Who was Joshua jealous for? Was it for the sake of Moses, was it himself? It certainly wasn’t God. Christ’s in Mark 9:39 response is similar:

“…no one who does a miracle in my name can in the next moment say anything bad about me for whoever is not against us is for us”

If he’s working in Jesus name then he’s not likely to be found speaking badly of Jesus and his movement, Paul completes the sentiment in Philippians 1:18 and takes it even further because he’s speaking about people working from false motives:

The important thing is that in every way, whether from false motives or true, Christ is preached. And because of this I rejoice.

There’s a war on, and if Jesus Christ himself says, as he does in verse 40, that the man is working on the Lord’s side who is anyone to argue? We can go further if we compare Mark 9:40 (whoever is not against us is for us) with Matthew 12:30 where Jesus says

He that is not with me is against me

All these statements taken together declare that there is no neutral position when it comes to our relationship with Jesus Christ and our chosen side in this war.

Sometimes we might see many evils resulting from religious dissensions and divisions but we mustn’t let that prevent us from rejoicing if Jesus is glorified, and if the works of the devil are defeated and souls are saved. It’s too easy to think small when we think of the church but it’s bigger than we can imagine, God is bigger than we can imagine and this war is bigger than we can imagine too.

It appears that the disciples didn’t comprehend what Jesus had called them into. The war is real and the actions that we take here and now in this temporary home of ours can and do have eternal consequences. They, like us, need to realise what is really going on and start thinking strategically like Moses, Jesus and Paul.

This remark on this passage makes interesting reading, particularly considering it’s author was a dissenting 17th century French Roman Catholic theologian:

Christ suffers many things in his Church which are done without his mission; but he makes them contribute to the establishment of his Kingdom” (Pasquier Quesnel)

This isn’t that ‘the enemy of my enemy is my friend’ but that the work of the church is down to Christ and not man, and he will use diverse means and people to perform the will of God.

The Greatest Ever

“If anyone would be first he must be last and servant of all”
Mark 9:35

It was Jesus who was to be first and in order to do that he became, God’s son became the world’s servant. He has washed us and clothed us and fed us and quenched our thirst. And now we are his servants, following the pattern of Jesus, striving to be like him and pursue God’s glory above all else.

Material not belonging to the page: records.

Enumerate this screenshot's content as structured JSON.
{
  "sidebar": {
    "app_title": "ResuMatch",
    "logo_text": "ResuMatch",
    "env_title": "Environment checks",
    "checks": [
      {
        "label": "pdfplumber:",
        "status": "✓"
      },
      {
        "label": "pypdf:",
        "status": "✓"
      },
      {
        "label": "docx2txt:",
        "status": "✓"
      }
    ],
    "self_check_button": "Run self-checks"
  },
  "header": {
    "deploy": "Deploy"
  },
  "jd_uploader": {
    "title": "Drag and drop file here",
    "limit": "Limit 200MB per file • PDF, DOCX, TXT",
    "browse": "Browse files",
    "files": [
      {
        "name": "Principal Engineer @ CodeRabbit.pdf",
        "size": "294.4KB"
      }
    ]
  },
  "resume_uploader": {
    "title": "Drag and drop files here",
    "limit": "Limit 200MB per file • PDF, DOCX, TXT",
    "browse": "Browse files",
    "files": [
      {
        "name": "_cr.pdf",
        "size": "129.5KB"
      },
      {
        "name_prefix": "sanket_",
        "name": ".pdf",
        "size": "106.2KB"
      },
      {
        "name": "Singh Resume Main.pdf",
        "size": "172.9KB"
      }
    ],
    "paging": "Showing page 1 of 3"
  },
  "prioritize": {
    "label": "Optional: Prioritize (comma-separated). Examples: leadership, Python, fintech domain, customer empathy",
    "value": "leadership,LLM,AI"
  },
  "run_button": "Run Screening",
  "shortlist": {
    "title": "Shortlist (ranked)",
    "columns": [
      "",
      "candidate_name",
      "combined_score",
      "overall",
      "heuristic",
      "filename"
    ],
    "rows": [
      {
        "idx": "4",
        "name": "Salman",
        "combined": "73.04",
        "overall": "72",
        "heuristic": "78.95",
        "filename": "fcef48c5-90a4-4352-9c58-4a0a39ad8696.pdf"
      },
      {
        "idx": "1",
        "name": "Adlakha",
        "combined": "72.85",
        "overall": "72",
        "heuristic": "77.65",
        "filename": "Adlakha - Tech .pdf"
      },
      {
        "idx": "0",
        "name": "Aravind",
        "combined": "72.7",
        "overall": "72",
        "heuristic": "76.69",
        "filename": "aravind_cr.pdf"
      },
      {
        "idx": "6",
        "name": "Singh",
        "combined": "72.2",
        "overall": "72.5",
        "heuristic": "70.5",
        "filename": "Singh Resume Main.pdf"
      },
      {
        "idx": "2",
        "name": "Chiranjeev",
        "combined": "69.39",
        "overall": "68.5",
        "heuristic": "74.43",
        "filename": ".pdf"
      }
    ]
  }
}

It kind of makes you feel proud doesn’t it..? But are you proud in yourself or boasting in the Lord? There’s always a danger that we become puffed up with self importance, and like the disciples get carried away with who we are or who we could be rather than focusing on who Jesus is.

The Son of God declares that his way lies in devoting ourselves to the care of the weakest and lowest of his flock. He says that you cannot help them until you open your hearts and arms to them.

There is a danger that we can become proud in the work that we do. True greatness lies in humility. Not self-loathing or humiliation which in their own ways are self-centred, but unselfishness and self-forgetfulness.

And who was more humble that Jesus himself? Jesus constantly sought to work for the Glory of his father but his followers were still working for their own glory but the inevitable result of our own pride; seeking to increase our own greatness, is the depreciation of God.

When we try to be something we’re not, when we try to take the place that is meant for another we start to replace Jesus at the head with ourselves. And as much as we try to keep following faithfully ultimately we’re a poor replacement.
Instead of trying to be Jesus we should simply show him to people, show them who is is and what he did and taught.

To reduce ourselves, even, in Jesus name, to give another the place of honour and to let God take the glory in everything we do; that is what it means to serve, that is what it means to do everything as if we do it to the Lord and not for our own ends.

You can’t be Jesus, there is and could only ever be one Jesus. And the world only needs one. But you can live for him, you can change your life to revolve around Christ at the centre.